Researchers have spent significant time and resources seeking to better understand how brain plaque—aided by the accumulation of beta-amyloid and tau proteins—contributes to Alzheimer’s disease and what role they play in disease progression.
Recent studies have found that beta-amyloid has antiviral and antimicrobial properties, suggesting a potential link between the immune response against infections and the development of Alzheimer’s disease.
Now researchers at Sloan Kettering Institute have uncovered clues to this potential link by identifying a protein called IFITM3. The protein which is involved in the immune response to pathogens has been discovered to play a key role in the accumulation of beta-amyloid in plaques.
Their findings, “The innate immunity protein IFITM3 modulates γ-secretase in Alzheimer’s disease,” is published in the journal Nature.
“Innate immunity is associated with Alzheimer’s disease, but the influence of immune activation on the production of amyloid-β is unknown. Here we identify interferon-induced transmembrane protein 3 (IFITM3) as a γ-secretase modulatory protein, and establish a mechanism by which inflammation affects the generation of amyloid-β,” the researchers wrote.
Yue-Ming Li, PhD, a chemical biologist at Sloan Kettering Institute explained: “We’ve known that the immune system plays a role in Alzheimer’s disease—for example, it helps to clean up beta-amyloid plaques in the brain.

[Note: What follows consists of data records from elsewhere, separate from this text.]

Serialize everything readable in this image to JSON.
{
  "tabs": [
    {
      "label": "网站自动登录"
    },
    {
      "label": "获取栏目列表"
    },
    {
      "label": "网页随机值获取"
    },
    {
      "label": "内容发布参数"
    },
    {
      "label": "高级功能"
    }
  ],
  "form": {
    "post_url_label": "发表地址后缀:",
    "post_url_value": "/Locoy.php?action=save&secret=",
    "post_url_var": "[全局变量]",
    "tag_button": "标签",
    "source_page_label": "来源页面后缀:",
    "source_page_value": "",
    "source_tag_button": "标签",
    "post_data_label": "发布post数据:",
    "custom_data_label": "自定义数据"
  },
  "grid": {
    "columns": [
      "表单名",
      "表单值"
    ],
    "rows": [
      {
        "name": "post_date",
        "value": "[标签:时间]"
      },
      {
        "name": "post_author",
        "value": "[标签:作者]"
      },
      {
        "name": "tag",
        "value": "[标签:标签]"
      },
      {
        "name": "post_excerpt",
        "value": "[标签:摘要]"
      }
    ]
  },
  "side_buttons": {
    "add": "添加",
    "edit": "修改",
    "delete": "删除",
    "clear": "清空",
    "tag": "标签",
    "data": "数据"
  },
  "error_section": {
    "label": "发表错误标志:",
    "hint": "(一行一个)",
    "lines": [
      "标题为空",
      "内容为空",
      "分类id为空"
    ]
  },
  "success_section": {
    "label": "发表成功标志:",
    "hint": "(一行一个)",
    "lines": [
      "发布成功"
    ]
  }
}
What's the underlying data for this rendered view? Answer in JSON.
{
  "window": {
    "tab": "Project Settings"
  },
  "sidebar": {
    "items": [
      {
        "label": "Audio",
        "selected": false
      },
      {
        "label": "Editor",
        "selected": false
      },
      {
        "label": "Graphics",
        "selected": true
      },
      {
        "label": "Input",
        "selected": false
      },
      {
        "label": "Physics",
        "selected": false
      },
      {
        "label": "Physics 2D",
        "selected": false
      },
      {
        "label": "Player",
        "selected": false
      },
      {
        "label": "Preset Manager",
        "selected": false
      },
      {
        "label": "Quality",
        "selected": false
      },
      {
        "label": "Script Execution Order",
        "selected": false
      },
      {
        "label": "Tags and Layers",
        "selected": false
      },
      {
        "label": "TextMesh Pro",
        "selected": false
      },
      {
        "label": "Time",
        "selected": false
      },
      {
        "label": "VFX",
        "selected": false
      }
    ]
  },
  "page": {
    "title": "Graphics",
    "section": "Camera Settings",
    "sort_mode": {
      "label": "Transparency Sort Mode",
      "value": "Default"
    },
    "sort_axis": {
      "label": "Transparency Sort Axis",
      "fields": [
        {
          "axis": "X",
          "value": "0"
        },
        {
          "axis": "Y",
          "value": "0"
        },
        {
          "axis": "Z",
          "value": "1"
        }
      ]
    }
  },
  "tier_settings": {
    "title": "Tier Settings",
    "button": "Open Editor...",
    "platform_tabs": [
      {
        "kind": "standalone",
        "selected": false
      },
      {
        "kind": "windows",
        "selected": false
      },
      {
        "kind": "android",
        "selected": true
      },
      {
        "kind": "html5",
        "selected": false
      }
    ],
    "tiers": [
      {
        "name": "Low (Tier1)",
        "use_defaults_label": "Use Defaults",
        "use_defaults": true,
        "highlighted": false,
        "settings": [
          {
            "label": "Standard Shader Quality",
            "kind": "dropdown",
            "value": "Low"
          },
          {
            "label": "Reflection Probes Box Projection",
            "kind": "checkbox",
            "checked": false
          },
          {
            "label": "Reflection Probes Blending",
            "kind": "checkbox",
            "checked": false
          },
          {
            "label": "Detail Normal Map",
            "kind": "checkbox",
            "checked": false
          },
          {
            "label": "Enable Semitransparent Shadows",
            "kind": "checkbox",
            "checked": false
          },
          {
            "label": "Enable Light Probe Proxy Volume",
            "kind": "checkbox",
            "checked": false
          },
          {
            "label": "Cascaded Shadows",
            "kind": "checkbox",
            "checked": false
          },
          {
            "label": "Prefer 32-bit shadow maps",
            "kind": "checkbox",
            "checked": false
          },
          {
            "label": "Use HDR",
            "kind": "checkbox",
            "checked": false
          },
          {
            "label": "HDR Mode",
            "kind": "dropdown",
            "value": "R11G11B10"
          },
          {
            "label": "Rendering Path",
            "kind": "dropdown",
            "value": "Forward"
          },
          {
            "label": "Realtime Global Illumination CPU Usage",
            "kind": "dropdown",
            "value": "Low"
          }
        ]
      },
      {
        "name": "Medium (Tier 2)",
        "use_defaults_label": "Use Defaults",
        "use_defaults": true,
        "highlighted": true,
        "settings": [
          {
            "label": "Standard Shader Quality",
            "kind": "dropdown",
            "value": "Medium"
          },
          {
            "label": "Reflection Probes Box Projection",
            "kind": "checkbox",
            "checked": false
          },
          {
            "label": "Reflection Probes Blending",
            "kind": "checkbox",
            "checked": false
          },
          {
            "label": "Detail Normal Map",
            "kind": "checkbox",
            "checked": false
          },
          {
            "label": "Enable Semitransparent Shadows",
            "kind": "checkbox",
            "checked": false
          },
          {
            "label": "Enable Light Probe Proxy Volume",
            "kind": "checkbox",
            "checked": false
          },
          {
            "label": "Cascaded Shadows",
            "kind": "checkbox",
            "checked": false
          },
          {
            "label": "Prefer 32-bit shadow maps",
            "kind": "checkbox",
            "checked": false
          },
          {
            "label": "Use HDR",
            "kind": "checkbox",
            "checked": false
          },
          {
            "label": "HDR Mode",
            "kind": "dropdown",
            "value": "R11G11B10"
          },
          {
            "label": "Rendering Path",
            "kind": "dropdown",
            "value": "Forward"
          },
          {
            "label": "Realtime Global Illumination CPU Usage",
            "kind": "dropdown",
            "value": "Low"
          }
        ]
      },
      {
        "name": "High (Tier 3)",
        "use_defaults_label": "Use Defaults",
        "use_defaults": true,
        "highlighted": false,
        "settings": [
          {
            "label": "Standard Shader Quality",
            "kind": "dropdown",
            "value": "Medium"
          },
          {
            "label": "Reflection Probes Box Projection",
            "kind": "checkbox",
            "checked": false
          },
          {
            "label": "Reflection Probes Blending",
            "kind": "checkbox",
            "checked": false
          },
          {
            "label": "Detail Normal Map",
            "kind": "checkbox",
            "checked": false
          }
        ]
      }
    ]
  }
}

But this is the first direct evidence that immune response contributes to the production of beta-amyloid plaques—the defining feature of Alzheimer’s disease.”
IFITM3 is a protein that in humans is encoded by the IFITM3 gene. The researchers’ discovery shows that IFITM3 alters the activity of an enzyme called gamma-secretase, which chops up precursor proteins into the fragments of beta-amyloid that make up plaques.
The researchers observed that removing IFITM3 decreased the activity of the gamma-secretase enzyme and, in turn, reduced the number of amyloid plaques that formed in a mouse model of the disease.
IFITM3 was also found to be increased in a subset of late onset Alzheimer’s patients, meaning that IFITM3 could potentially be used as a biomarker to identify a subset of patients who might benefit from therapies targeted against IFITM3.
Moving forward, the researchers plan to investigate how IFITM3 interacts with gamma-secretase at the molecular and atomic levels and how it is involved in neuroinflammation in animal models. They will also explore IFITM3 as a biomarker for the disease.